Realitäts-Schocker!
Wer die Kriminalromane von Magdalen Nabb gelesen hat, der hatte sich in den vergangenen Jahren in ein nicht gerade idyllisches Florenz hineingelesen. Der Kontrapunkt zur hektischen Renaissance-Metropole mit Tourismuswahn, stickiger Luft und anderen Widrigkeiten, war ein stoischer Carabinieri-Maresciallo.
Wer die mittlerweile drei Romane von Michele Giuttari in die Hand nimmt und liest, wird Vieles wiedererkennen. Sein Serienheld, Commissario Ferrara ist ebenso wie Nabb´s Maresciallo Guarnaccia gebürtiger Sizilianer und auch er ist Polizist – er leitet die Mordkommission der Polizei von Florenz. Mit der biographischen und beruflichen Gemeinsamkeit enden aber auch schon fast alle Übereinstimmungen. Commissario Ferrara ist alles andere als stoisch. Der Mann ist ein Getriebener. Alles um ihn herum bekommen es zu spüren – von seinen Mitarbeitern bis hin zu seiner aus Deutschland stammenden Frau. Das Florenz dieses Polizisten ist um einiges brutaler als die Toscana-Capitale von Magdalen Nabb. Die Schönheit der Stadt, ihre kulturellen Reichtümer, kulinarischen Tradition, ihr Flair – alles rückt angesichts der kriminalen Ereignisse in den Hintergrund. Die Realität schockt die Schönheit weg. Wer Commissario Ferrara in seinen Fällen folgen will, der muss sich auf ein enormes Tempo und kontinuierliche Beschleunigung gefasst machen. Hinzu kommt schwere Kost, was die behandelten Themen und die Verbrechen betrifft.

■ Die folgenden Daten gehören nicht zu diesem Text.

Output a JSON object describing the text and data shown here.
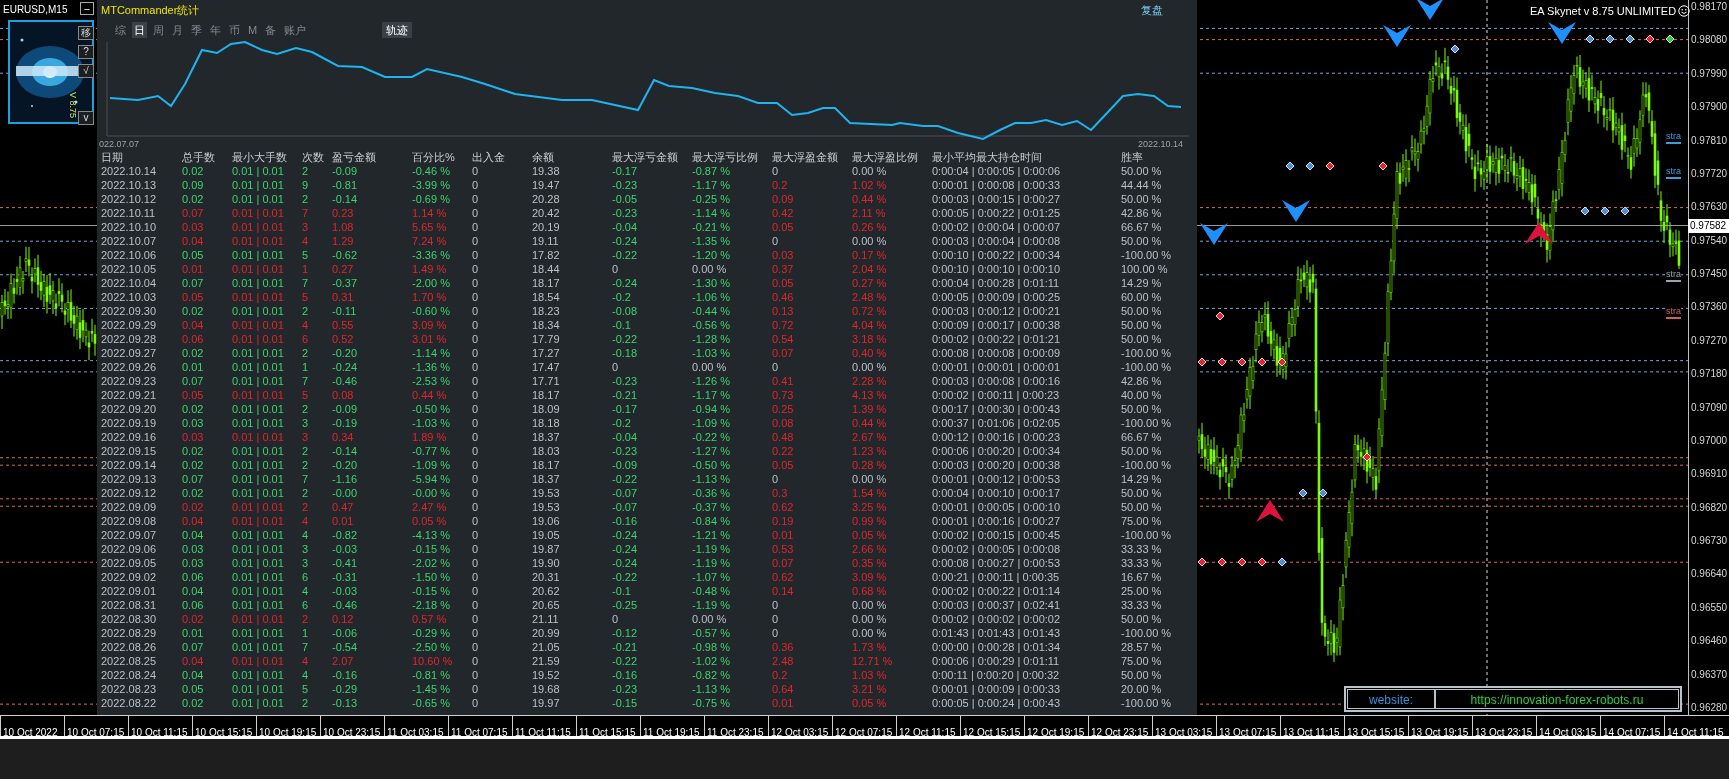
{
  "chart_window": {
    "symbol": "EURUSD,M15",
    "ea_label": "EA Skynet v 8.75 UNLIMITED",
    "side_buttons": [
      "移",
      "?",
      "√",
      "v"
    ],
    "version_text": "V 8.75",
    "minimize": "−",
    "price_axis": [
      "0.98170",
      "0.98080",
      "0.97990",
      "0.97900",
      "0.97810",
      "0.97720",
      "0.97630",
      "0.97540",
      "0.97450",
      "0.97360",
      "0.97270",
      "0.97180",
      "0.97090",
      "0.97000",
      "0.96910",
      "0.96820",
      "0.96730",
      "0.96640",
      "0.96550",
      "0.96460",
      "0.96370",
      "0.96280"
    ],
    "current_price": "0.97582",
    "strategy_tags": [
      {
        "text": "stra",
        "color": "#3b9ddd"
      },
      {
        "text": "stra",
        "color": "#3b9ddd"
      },
      {
        "text": "stra",
        "color": "#9aa4ae"
      },
      {
        "text": "stra",
        "color": "#d06060"
      }
    ],
    "website": {
      "label": "website:",
      "url": "https://innovation-forex-robots.ru"
    },
    "time_axis": [
      "10 Oct 2022",
      "10 Oct 07:15",
      "10 Oct 11:15",
      "10 Oct 15:15",
      "10 Oct 19:15",
      "10 Oct 23:15",
      "11 Oct 03:15",
      "11 Oct 07:15",
      "11 Oct 11:15",
      "11 Oct 15:15",
      "11 Oct 19:15",
      "11 Oct 23:15",
      "12 Oct 03:15",
      "12 Oct 07:15",
      "12 Oct 11:15",
      "12 Oct 15:15",
      "12 Oct 19:15",
      "12 Oct 23:15",
      "13 Oct 03:15",
      "13 Oct 07:15",
      "13 Oct 11:15",
      "13 Oct 15:15",
      "13 Oct 19:15",
      "13 Oct 23:15",
      "14 Oct 03:15",
      "14 Oct 07:15",
      "14 Oct 11:15"
    ]
  },
  "panel": {
    "title": "MTCommander统计",
    "replay_button": "复盘",
    "tabs": [
      {
        "label": "综",
        "selected": false
      },
      {
        "label": "日",
        "selected": true
      },
      {
        "label": "周",
        "selected": false
      },
      {
        "label": "月",
        "selected": false
      },
      {
        "label": "季",
        "selected": false
      },
      {
        "label": "年",
        "selected": false
      },
      {
        "label": "币",
        "selected": false
      },
      {
        "label": "M",
        "selected": false
      },
      {
        "label": "备",
        "selected": false
      },
      {
        "label": "账户",
        "selected": false
      }
    ],
    "track_button": {
      "label": "轨迹",
      "on": true
    },
    "equity_chart": {
      "start_label": "022.07.07",
      "end_label": "2022.10.14"
    },
    "table": {
      "columns": [
        "日期",
        "总手数",
        "最小大手数",
        "次数",
        "盈亏金额",
        "百分比%",
        "出入金",
        "余额",
        "最大浮亏金额",
        "最大浮亏比例",
        "最大浮盈金额",
        "最大浮盈比例",
        "最小平均最大持仓时间",
        "胜率"
      ],
      "rows": [
        {
          "cells": [
            "2022.10.14",
            "0.02",
            "0.01 | 0.01",
            "2",
            "-0.09",
            "-0.46 %",
            "0",
            "19.38",
            "-0.17",
            "-0.87 %",
            "0",
            "0.00 %",
            "0:00:04 | 0:00:05 | 0:00:06",
            "50.00 %"
          ],
          "profit": false,
          "drawdown": true,
          "runup": false
        },
        {
          "cells": [
            "2022.10.13",
            "0.09",
            "0.01 | 0.01",
            "9",
            "-0.81",
            "-3.99 %",
            "0",
            "19.47",
            "-0.23",
            "-1.17 %",
            "0.2",
            "1.02 %",
            "0:00:01 | 0:00:08 | 0:00:33",
            "44.44 %"
          ],
          "profit": false,
          "drawdown": true,
          "runup": true
        },
        {
          "cells": [
            "2022.10.12",
            "0.02",
            "0.01 | 0.01",
            "2",
            "-0.14",
            "-0.69 %",
            "0",
            "20.28",
            "-0.05",
            "-0.25 %",
            "0.09",
            "0.44 %",
            "0:00:03 | 0:00:15 | 0:00:27",
            "50.00 %"
          ],
          "profit": false,
          "drawdown": true,
          "runup": true
        },
        {
          "cells": [
            "2022.10.11",
            "0.07",
            "0.01 | 0.01",
            "7",
            "0.23",
            "1.14 %",
            "0",
            "20.42",
            "-0.23",
            "-1.14 %",
            "0.42",
            "2.11 %",
            "0:00:05 | 0:00:22 | 0:01:25",
            "42.86 %"
          ],
          "profit": true,
          "drawdown": true,
          "runup": true
        },
        {
          "cells": [
            "2022.10.10",
            "0.03",
            "0.01 | 0.01",
            "3",
            "1.08",
            "5.65 %",
            "0",
            "20.19",
            "-0.04",
            "-0.21 %",
            "0.05",
            "0.26 %",
            "0:00:02 | 0:00:04 | 0:00:07",
            "66.67 %"
          ],
          "profit": true,
          "drawdown": true,
          "runup": true
        },
        {
          "cells": [
            "2022.10.07",
            "0.04",
            "0.01 | 0.01",
            "4",
            "1.29",
            "7.24 %",
            "0",
            "19.11",
            "-0.24",
            "-1.35 %",
            "0",
            "0.00 %",
            "0:00:03 | 0:00:04 | 0:00:08",
            "50.00 %"
          ],
          "profit": true,
          "drawdown": true,
          "runup": false
        },
        {
          "cells": [
            "2022.10.06",
            "0.05",
            "0.01 | 0.01",
            "5",
            "-0.62",
            "-3.36 %",
            "0",
            "17.82",
            "-0.22",
            "-1.20 %",
            "0.03",
            "0.17 %",
            "0:00:10 | 0:00:22 | 0:00:34",
            "-100.00 %"
          ],
          "profit": false,
          "drawdown": true,
          "runup": true
        },
        {
          "cells": [
            "2022.10.05",
            "0.01",
            "0.01 | 0.01",
            "1",
            "0.27",
            "1.49 %",
            "0",
            "18.44",
            "0",
            "0.00 %",
            "0.37",
            "2.04 %",
            "0:00:10 | 0:00:10 | 0:00:10",
            "100.00 %"
          ],
          "profit": true,
          "drawdown": false,
          "runup": true
        },
        {
          "cells": [
            "2022.10.04",
            "0.07",
            "0.01 | 0.01",
            "7",
            "-0.37",
            "-2.00 %",
            "0",
            "18.17",
            "-0.24",
            "-1.30 %",
            "0.05",
            "0.27 %",
            "0:00:04 | 0:00:28 | 0:01:11",
            "14.29 %"
          ],
          "profit": false,
          "drawdown": true,
          "runup": true
        },
        {
          "cells": [
            "2022.10.03",
            "0.05",
            "0.01 | 0.01",
            "5",
            "0.31",
            "1.70 %",
            "0",
            "18.54",
            "-0.2",
            "-1.06 %",
            "0.46",
            "2.48 %",
            "0:00:05 | 0:00:09 | 0:00:25",
            "60.00 %"
          ],
          "profit": true,
          "drawdown": true,
          "runup": true
        },
        {
          "cells": [
            "2022.09.30",
            "0.02",
            "0.01 | 0.01",
            "2",
            "-0.11",
            "-0.60 %",
            "0",
            "18.23",
            "-0.08",
            "-0.44 %",
            "0.13",
            "0.72 %",
            "0:00:03 | 0:00:12 | 0:00:21",
            "50.00 %"
          ],
          "profit": false,
          "drawdown": true,
          "runup": true
        },
        {
          "cells": [
            "2022.09.29",
            "0.04",
            "0.01 | 0.01",
            "4",
            "0.55",
            "3.09 %",
            "0",
            "18.34",
            "-0.1",
            "-0.56 %",
            "0.72",
            "4.04 %",
            "0:00:09 | 0:00:17 | 0:00:38",
            "50.00 %"
          ],
          "profit": true,
          "drawdown": true,
          "runup": true
        },
        {
          "cells": [
            "2022.09.28",
            "0.06",
            "0.01 | 0.01",
            "6",
            "0.52",
            "3.01 %",
            "0",
            "17.79",
            "-0.22",
            "-1.28 %",
            "0.54",
            "3.18 %",
            "0:00:02 | 0:00:22 | 0:01:21",
            "50.00 %"
          ],
          "profit": true,
          "drawdown": true,
          "runup": true
        },
        {
          "cells": [
            "2022.09.27",
            "0.02",
            "0.01 | 0.01",
            "2",
            "-0.20",
            "-1.14 %",
            "0",
            "17.27",
            "-0.18",
            "-1.03 %",
            "0.07",
            "0.40 %",
            "0:00:08 | 0:00:08 | 0:00:09",
            "-100.00 %"
          ],
          "profit": false,
          "drawdown": true,
          "runup": true
        },
        {
          "cells": [
            "2022.09.26",
            "0.01",
            "0.01 | 0.01",
            "1",
            "-0.24",
            "-1.36 %",
            "0",
            "17.47",
            "0",
            "0.00 %",
            "0",
            "0.00 %",
            "0:00:01 | 0:00:01 | 0:00:01",
            "-100.00 %"
          ],
          "profit": false,
          "drawdown": false,
          "runup": false
        },
        {
          "cells": [
            "2022.09.23",
            "0.07",
            "0.01 | 0.01",
            "7",
            "-0.46",
            "-2.53 %",
            "0",
            "17.71",
            "-0.23",
            "-1.26 %",
            "0.41",
            "2.28 %",
            "0:00:03 | 0:00:08 | 0:00:16",
            "42.86 %"
          ],
          "profit": false,
          "drawdown": true,
          "runup": true
        },
        {
          "cells": [
            "2022.09.21",
            "0.05",
            "0.01 | 0.01",
            "5",
            "0.08",
            "0.44 %",
            "0",
            "18.17",
            "-0.21",
            "-1.17 %",
            "0.73",
            "4.13 %",
            "0:00:02 | 0:00:11 | 0:00:23",
            "40.00 %"
          ],
          "profit": true,
          "drawdown": true,
          "runup": true
        },
        {
          "cells": [
            "2022.09.20",
            "0.02",
            "0.01 | 0.01",
            "2",
            "-0.09",
            "-0.50 %",
            "0",
            "18.09",
            "-0.17",
            "-0.94 %",
            "0.25",
            "1.39 %",
            "0:00:17 | 0:00:30 | 0:00:43",
            "50.00 %"
          ],
          "profit": false,
          "drawdown": true,
          "runup": true
        },
        {
          "cells": [
            "2022.09.19",
            "0.03",
            "0.01 | 0.01",
            "3",
            "-0.19",
            "-1.03 %",
            "0",
            "18.18",
            "-0.2",
            "-1.09 %",
            "0.08",
            "0.44 %",
            "0:00:37 | 0:01:06 | 0:02:05",
            "-100.00 %"
          ],
          "profit": false,
          "drawdown": true,
          "runup": true
        },
        {
          "cells": [
            "2022.09.16",
            "0.03",
            "0.01 | 0.01",
            "3",
            "0.34",
            "1.89 %",
            "0",
            "18.37",
            "-0.04",
            "-0.22 %",
            "0.48",
            "2.67 %",
            "0:00:12 | 0:00:16 | 0:00:23",
            "66.67 %"
          ],
          "profit": true,
          "drawdown": true,
          "runup": true
        },
        {
          "cells": [
            "2022.09.15",
            "0.02",
            "0.01 | 0.01",
            "2",
            "-0.14",
            "-0.77 %",
            "0",
            "18.03",
            "-0.23",
            "-1.27 %",
            "0.22",
            "1.23 %",
            "0:00:06 | 0:00:20 | 0:00:34",
            "50.00 %"
          ],
          "profit": false,
          "drawdown": true,
          "runup": true
        },
        {
          "cells": [
            "2022.09.14",
            "0.02",
            "0.01 | 0.01",
            "2",
            "-0.20",
            "-1.09 %",
            "0",
            "18.17",
            "-0.09",
            "-0.50 %",
            "0.05",
            "0.28 %",
            "0:00:03 | 0:00:20 | 0:00:38",
            "-100.00 %"
          ],
          "profit": false,
          "drawdown": true,
          "runup": true
        },
        {
          "cells": [
            "2022.09.13",
            "0.07",
            "0.01 | 0.01",
            "7",
            "-1.16",
            "-5.94 %",
            "0",
            "18.37",
            "-0.22",
            "-1.13 %",
            "0",
            "0.00 %",
            "0:00:01 | 0:00:12 | 0:00:53",
            "14.29 %"
          ],
          "profit": false,
          "drawdown": true,
          "runup": false
        },
        {
          "cells": [
            "2022.09.12",
            "0.02",
            "0.01 | 0.01",
            "2",
            "-0.00",
            "-0.00 %",
            "0",
            "19.53",
            "-0.07",
            "-0.36 %",
            "0.3",
            "1.54 %",
            "0:00:04 | 0:00:10 | 0:00:17",
            "50.00 %"
          ],
          "profit": false,
          "drawdown": true,
          "runup": true
        },
        {
          "cells": [
            "2022.09.09",
            "0.02",
            "0.01 | 0.01",
            "2",
            "0.47",
            "2.47 %",
            "0",
            "19.53",
            "-0.07",
            "-0.37 %",
            "0.62",
            "3.25 %",
            "0:00:01 | 0:00:05 | 0:00:10",
            "50.00 %"
          ],
          "profit": true,
          "drawdown": true,
          "runup": true
        },
        {
          "cells": [
            "2022.09.08",
            "0.04",
            "0.01 | 0.01",
            "4",
            "0.01",
            "0.05 %",
            "0",
            "19.06",
            "-0.16",
            "-0.84 %",
            "0.19",
            "0.99 %",
            "0:00:01 | 0:00:16 | 0:00:27",
            "75.00 %"
          ],
          "profit": true,
          "drawdown": true,
          "runup": true
        },
        {
          "cells": [
            "2022.09.07",
            "0.04",
            "0.01 | 0.01",
            "4",
            "-0.82",
            "-4.13 %",
            "0",
            "19.05",
            "-0.24",
            "-1.21 %",
            "0.01",
            "0.05 %",
            "0:00:02 | 0:00:15 | 0:00:45",
            "-100.00 %"
          ],
          "profit": false,
          "drawdown": true,
          "runup": true
        },
        {
          "cells": [
            "2022.09.06",
            "0.03",
            "0.01 | 0.01",
            "3",
            "-0.03",
            "-0.15 %",
            "0",
            "19.87",
            "-0.24",
            "-1.19 %",
            "0.53",
            "2.66 %",
            "0:00:02 | 0:00:05 | 0:00:08",
            "33.33 %"
          ],
          "profit": false,
          "drawdown": true,
          "runup": true
        },
        {
          "cells": [
            "2022.09.05",
            "0.03",
            "0.01 | 0.01",
            "3",
            "-0.41",
            "-2.02 %",
            "0",
            "19.90",
            "-0.24",
            "-1.19 %",
            "0.07",
            "0.35 %",
            "0:00:08 | 0:00:27 | 0:00:53",
            "33.33 %"
          ],
          "profit": false,
          "drawdown": true,
          "runup": true
        },
        {
          "cells": [
            "2022.09.02",
            "0.06",
            "0.01 | 0.01",
            "6",
            "-0.31",
            "-1.50 %",
            "0",
            "20.31",
            "-0.22",
            "-1.07 %",
            "0.62",
            "3.09 %",
            "0:00:21 | 0:00:11 | 0:00:35",
            "16.67 %"
          ],
          "profit": false,
          "drawdown": true,
          "runup": true
        },
        {
          "cells": [
            "2022.09.01",
            "0.04",
            "0.01 | 0.01",
            "4",
            "-0.03",
            "-0.15 %",
            "0",
            "20.62",
            "-0.1",
            "-0.48 %",
            "0.14",
            "0.68 %",
            "0:00:02 | 0:00:22 | 0:01:14",
            "25.00 %"
          ],
          "profit": false,
          "drawdown": true,
          "runup": true
        },
        {
          "cells": [
            "2022.08.31",
            "0.06",
            "0.01 | 0.01",
            "6",
            "-0.46",
            "-2.18 %",
            "0",
            "20.65",
            "-0.25",
            "-1.19 %",
            "0",
            "0.00 %",
            "0:00:03 | 0:00:37 | 0:02:41",
            "33.33 %"
          ],
          "profit": false,
          "drawdown": true,
          "runup": false
        },
        {
          "cells": [
            "2022.08.30",
            "0.02",
            "0.01 | 0.01",
            "2",
            "0.12",
            "0.57 %",
            "0",
            "21.11",
            "0",
            "0.00 %",
            "0",
            "0.00 %",
            "0:00:02 | 0:00:02 | 0:00:02",
            "50.00 %"
          ],
          "profit": true,
          "drawdown": false,
          "runup": false
        },
        {
          "cells": [
            "2022.08.29",
            "0.01",
            "0.01 | 0.01",
            "1",
            "-0.06",
            "-0.29 %",
            "0",
            "20.99",
            "-0.12",
            "-0.57 %",
            "0",
            "0.00 %",
            "0:01:43 | 0:01:43 | 0:01:43",
            "-100.00 %"
          ],
          "profit": false,
          "drawdown": true,
          "runup": false
        },
        {
          "cells": [
            "2022.08.26",
            "0.07",
            "0.01 | 0.01",
            "7",
            "-0.54",
            "-2.50 %",
            "0",
            "21.05",
            "-0.21",
            "-0.98 %",
            "0.36",
            "1.73 %",
            "0:00:00 | 0:00:28 | 0:01:34",
            "28.57 %"
          ],
          "profit": false,
          "drawdown": true,
          "runup": true
        },
        {
          "cells": [
            "2022.08.25",
            "0.04",
            "0.01 | 0.01",
            "4",
            "2.07",
            "10.60 %",
            "0",
            "21.59",
            "-0.22",
            "-1.02 %",
            "2.48",
            "12.71 %",
            "0:00:06 | 0:00:29 | 0:01:11",
            "75.00 %"
          ],
          "profit": true,
          "drawdown": true,
          "runup": true
        },
        {
          "cells": [
            "2022.08.24",
            "0.04",
            "0.01 | 0.01",
            "4",
            "-0.16",
            "-0.81 %",
            "0",
            "19.52",
            "-0.16",
            "-0.82 %",
            "0.2",
            "1.03 %",
            "0:00:11 | 0:00:20 | 0:00:32",
            "50.00 %"
          ],
          "profit": false,
          "drawdown": true,
          "runup": true
        },
        {
          "cells": [
            "2022.08.23",
            "0.05",
            "0.01 | 0.01",
            "5",
            "-0.29",
            "-1.45 %",
            "0",
            "19.68",
            "-0.23",
            "-1.13 %",
            "0.64",
            "3.21 %",
            "0:00:01 | 0:00:09 | 0:00:33",
            "20.00 %"
          ],
          "profit": false,
          "drawdown": true,
          "runup": true
        },
        {
          "cells": [
            "2022.08.22",
            "0.02",
            "0.01 | 0.01",
            "2",
            "-0.13",
            "-0.65 %",
            "0",
            "19.97",
            "-0.15",
            "-0.75 %",
            "0.01",
            "0.05 %",
            "0:00:05 | 0:00:24 | 0:00:43",
            "-100.00 %"
          ],
          "profit": false,
          "drawdown": true,
          "runup": true
        }
      ]
    }
  }
}
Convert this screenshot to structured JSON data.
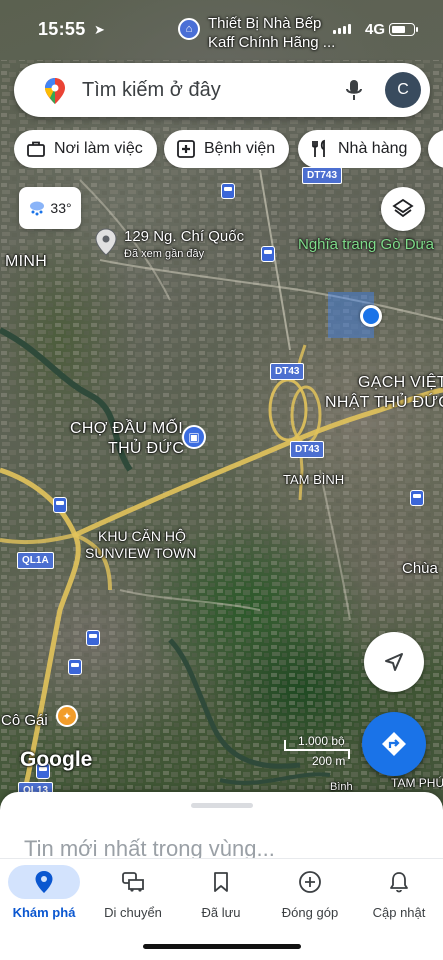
{
  "status_bar": {
    "time": "15:55",
    "network": "4G"
  },
  "search": {
    "placeholder": "Tìm kiếm ở đây",
    "avatar_letter": "C"
  },
  "chips": [
    {
      "label": "Nơi làm việc",
      "icon": "briefcase-icon"
    },
    {
      "label": "Bệnh viện",
      "icon": "hospital-icon"
    },
    {
      "label": "Nhà hàng",
      "icon": "restaurant-icon"
    }
  ],
  "weather": {
    "temperature": "33°",
    "icon": "weather-icon"
  },
  "map": {
    "labels": {
      "kaff_line1": "Thiết Bị Nhà Bếp",
      "kaff_line2": "Kaff Chính Hãng ...",
      "recent_place": "129 Ng. Chí Quốc",
      "recent_sub": "Đã xem gần đây",
      "cemetery": "Nghĩa trang Gò Dưa",
      "minh": "MINH",
      "gach_viet_1": "GẠCH VIỆT",
      "gach_viet_2": "NHẬT THỦ ĐỨC",
      "market_1": "CHỢ ĐẦU MỐI",
      "market_2": "THỦ ĐỨC",
      "tam_binh": "TAM BÌNH",
      "khu_can_ho_1": "KHU CĂN HỘ",
      "khu_can_ho_2": "SUNVIEW TOWN",
      "chua": "Chùa",
      "co_gai": "Cô Gái",
      "tam_phu": "TAM PHÚ",
      "binh_partial": "Bình"
    },
    "road_shields": {
      "dt743": "DT743",
      "dt43_a": "DT43",
      "dt43_b": "DT43",
      "ql1a": "QL1A",
      "ql13": "QL13"
    },
    "scale": {
      "imperial": "1.000 bộ",
      "metric": "200 m"
    },
    "attribution": "Google"
  },
  "sheet": {
    "title": "Tin mới nhất trong vùng..."
  },
  "bottom_nav": [
    {
      "label": "Khám phá",
      "icon": "explore-pin-icon",
      "active": true
    },
    {
      "label": "Di chuyển",
      "icon": "commute-car-icon",
      "active": false
    },
    {
      "label": "Đã lưu",
      "icon": "bookmark-icon",
      "active": false
    },
    {
      "label": "Đóng góp",
      "icon": "add-circle-icon",
      "active": false
    },
    {
      "label": "Cập nhật",
      "icon": "bell-icon",
      "active": false
    }
  ],
  "colors": {
    "accent": "#1a73e8",
    "active_nav_bg": "#d3e3fd",
    "active_nav_text": "#0b57d0"
  }
}
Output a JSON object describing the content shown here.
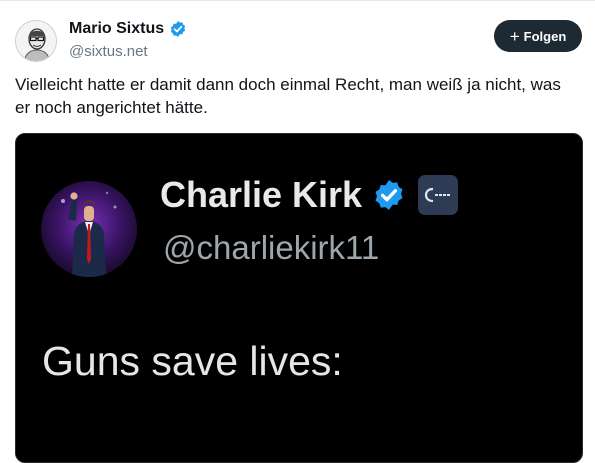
{
  "author": {
    "name": "Mario Sixtus",
    "handle": "@sixtus.net",
    "verified_color": "#1d9bf0"
  },
  "follow_button": {
    "icon": "plus-icon",
    "label": "Folgen"
  },
  "post": {
    "text": "Vielleicht hatte er damit dann doch einmal Recht, man weiß ja nicht, was er noch angerichtet hätte."
  },
  "embedded_media": {
    "name": "Charlie Kirk",
    "handle": "@charliekirk11",
    "badge_icon": "affiliate-badge-icon",
    "text": "Guns save lives:"
  },
  "colors": {
    "follow_button_bg": "#1d2a34",
    "media_bg": "#000000",
    "verified": "#1d9bf0"
  }
}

Die Krimis von Michele Giuttari sind das Werk eines Schriftstellers, der seine Materie besser kennt, als ihm vielleicht lieb ist. Der 1950 in Messina auf Sizilien geborene Michele Giuttari war, bevor er sich ganz dem Schreiben widmete, Polizist. Ein erfolgreicher Polizist: Er zeichnete sich in der Mafia-Bekämpfung aus und wurde 1975 der Leiter der Mordkommission von Florenz.
In seinem neuesten und dritten Kriminalroman mit und um Commissario Ferrara, „Rachefeuer“, wird die Leserin, wird der Leser schon nach 10 Seiten aus allen eventuell noch vorhandenen Träumen gerissen. Commissario Ferrara wird bei einem Bombenanschlag mitten im historischen Zentrum von Florenz fast getötet. Es folgt eine aufgeregte Ermittlung, die mal hinter Phantomen, mal hinter Mafiosi und islamistischen Terroristen her ist. Das Attentat ereignet sich kurz nach dem Anschlag von Al Quadia auf die Twin-Towers – entsprechend nervös ist die Stimmung in den Sicherheitsbehörden. Aber sind tatsächlich islamistische Terroristen in Florenz aktiv? Oder handelt es sich um einen Bluff, organisiert von der sizilianischen Mafia, die mit Ferrara noch eine Rechnung offen hat? Spätestens nach dem keine 50 Seiten weiter die leitende Staatsanwältin durch einen Sprengsatz ermordet wird, gewinnt die Geschichte eine Dynamik, die die Spannung bis zum unerwarteten Ende der Geschichte kontinuierlich ansteigen lässt.